Kalt, ungeschönt, verloren

■ Sarah Kanes Kriegsdrama Zerbombt als deutschsprachige Erstaufführung im Malersaal des Schauspielhauses: ein Stück ohne hoffnungsvolles Atemholen

Dem logischen Empfinden spricht der Bruch Hohn, aber die Autorin hat auf die Ungereimtheit eine passende Antwort parat: „Wer weiß schon, wann ein Krieg wirklich beginnt?“ antwortet Sarah Kane auf die Frage, warum in den ersten Szenen ihres aufsehenerregenden Stückes Blasted nicht der Hauch eines wirklichen Krieges zu spüren ist, der dann plötzlich mit kaum vorstellbarer Grausamkeit über die Protagonisten einbricht. Denn treffen sich zu Beginn Ian und Cate noch in einem Luxushotel zu einem Tête-a-tête unter dem Stern gemeiner bürgerlicher Fehlvorstellungen, so tritt mit einer Granate und einem Soldaten eine Wirklichkeit in die scheußliche Privatheit, die wirkt, als sei sie von einer anderen Warte aus in die Geschichte gestartet und mehr zufällig hier angekommen.

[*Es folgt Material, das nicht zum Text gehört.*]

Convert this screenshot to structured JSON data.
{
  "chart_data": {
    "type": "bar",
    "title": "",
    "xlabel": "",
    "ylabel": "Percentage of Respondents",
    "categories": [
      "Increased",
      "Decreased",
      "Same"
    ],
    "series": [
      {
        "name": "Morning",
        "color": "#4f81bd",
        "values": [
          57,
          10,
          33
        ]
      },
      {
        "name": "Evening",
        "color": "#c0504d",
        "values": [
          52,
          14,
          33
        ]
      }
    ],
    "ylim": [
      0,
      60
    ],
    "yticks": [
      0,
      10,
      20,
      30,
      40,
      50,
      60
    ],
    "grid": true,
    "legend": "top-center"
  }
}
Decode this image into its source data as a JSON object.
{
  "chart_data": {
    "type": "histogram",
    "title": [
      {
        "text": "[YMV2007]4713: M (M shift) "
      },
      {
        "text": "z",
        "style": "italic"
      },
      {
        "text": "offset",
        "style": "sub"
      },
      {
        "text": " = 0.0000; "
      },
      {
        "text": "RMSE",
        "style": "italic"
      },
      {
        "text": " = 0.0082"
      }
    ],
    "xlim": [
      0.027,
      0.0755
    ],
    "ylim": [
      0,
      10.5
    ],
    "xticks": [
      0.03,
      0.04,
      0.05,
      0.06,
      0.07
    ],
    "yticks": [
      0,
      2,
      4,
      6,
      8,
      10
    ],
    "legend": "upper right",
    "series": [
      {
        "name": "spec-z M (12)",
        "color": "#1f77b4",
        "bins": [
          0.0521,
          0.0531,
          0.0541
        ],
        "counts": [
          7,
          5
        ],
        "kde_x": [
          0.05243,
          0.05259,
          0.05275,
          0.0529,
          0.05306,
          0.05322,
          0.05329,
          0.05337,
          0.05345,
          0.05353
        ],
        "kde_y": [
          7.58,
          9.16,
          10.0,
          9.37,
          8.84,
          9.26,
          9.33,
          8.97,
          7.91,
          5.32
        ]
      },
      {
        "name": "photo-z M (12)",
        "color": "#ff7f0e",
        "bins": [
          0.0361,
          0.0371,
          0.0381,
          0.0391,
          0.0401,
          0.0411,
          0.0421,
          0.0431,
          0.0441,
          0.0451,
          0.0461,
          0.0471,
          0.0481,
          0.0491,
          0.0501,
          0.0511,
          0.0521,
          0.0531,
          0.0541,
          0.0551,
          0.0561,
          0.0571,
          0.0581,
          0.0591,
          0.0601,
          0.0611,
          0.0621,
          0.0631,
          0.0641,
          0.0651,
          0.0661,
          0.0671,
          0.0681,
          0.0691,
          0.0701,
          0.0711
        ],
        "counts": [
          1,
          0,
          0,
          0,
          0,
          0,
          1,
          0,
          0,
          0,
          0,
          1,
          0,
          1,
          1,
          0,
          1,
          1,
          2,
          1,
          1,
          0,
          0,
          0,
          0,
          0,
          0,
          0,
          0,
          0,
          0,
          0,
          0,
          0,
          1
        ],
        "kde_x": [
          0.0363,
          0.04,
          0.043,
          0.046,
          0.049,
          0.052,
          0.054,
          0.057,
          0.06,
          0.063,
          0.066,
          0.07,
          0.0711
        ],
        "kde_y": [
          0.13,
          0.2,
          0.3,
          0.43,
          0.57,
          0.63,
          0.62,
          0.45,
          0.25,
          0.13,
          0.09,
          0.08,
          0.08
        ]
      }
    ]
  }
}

Nicht daß man das Rendezvous des schwer krebskranken Journalisten mit der kindlich-jungen Ex-Geliebten nicht unter der Metapher „Krieg“ verstehen könnte, aber während vor einer nächtlichen Vergewaltigung noch reichlich Essen und äußere Umstände der normalen Art vorhanden sind, tritt der Soldat mit einer Verrohung und einem Hunger ein, daß er schließlich die Augen Ians aus ihren Höhlen saugt und ißt. Ist ja auch lecker!

Aber Spaß beiseite: Das Stück, mit dem Sarah Kane als 23jährige schlagartig berühmt wurde und das diese Saison von sechs deutschen Stadttheatern nachgespielt wird, besitzt überhaupt kein Augenzwinkern mehr, kein hoffnungsvolles Atemholen mit dem Ansatz eines Lächelns. Zwei menschliche Ruinen – Ian, ein Rassist, Feigling, Sensations-Journalist, Vergewaltiger, und der Soldat, der nach der Niedermetzelung seiner Frau jedes Maß der Grausamkeit verloren hat – treffen auf die naive, schüchterne Selbstbestimmtheit eines Mädchens, Cate, das sowohl über Prinzipien wie auch über ein positives Menschenbild verfügt und sich in epileptische Anfälle flüchtet, wenn die Brutalität – verbal oder körperlich – zu groß wird.

Diese Szenerie entwickelt Kane in der Form knappster Dialoge, die kalt, ungeschönt und im Rhythmus alltäglicher Verlorenheit voreinander weglaufen. So ornamentlos entsteht eine Dokumentation von Kriegswirklichkeit – in diesem Fall von beiden Kriegen, dem persönlichen und dem tödlichen –, deren Kunst in der Genauigkeit der Beobachtung und der Skizzierung von Herzensabgründen mit wenigen Buchstaben besteht.

Regisseur Anselm Weber und Bühnenbildner Raimund Bauer haben dafür eine Szenerie entwickelt, die sowohl die klaustrophobische Situation der Szene wie die Beteiligung des Voyeurs/Zuschauers dokumentiert: Das Publikum sitzt am oberen Kulissenrand aller vier Seiten und sieht durch die fehlende Decke hinunter auf das Unfaßbare, gleichzeitig hat der Betrachter sich als Betrachter im Gegenüber immer im Blick.

Zerbombt, so der deutsche Titel, ist der erste Teil einer Kriegs-Trilogie und wird gespielt von Inka Friedrich, Markus Boysen und Robert Gallinowski.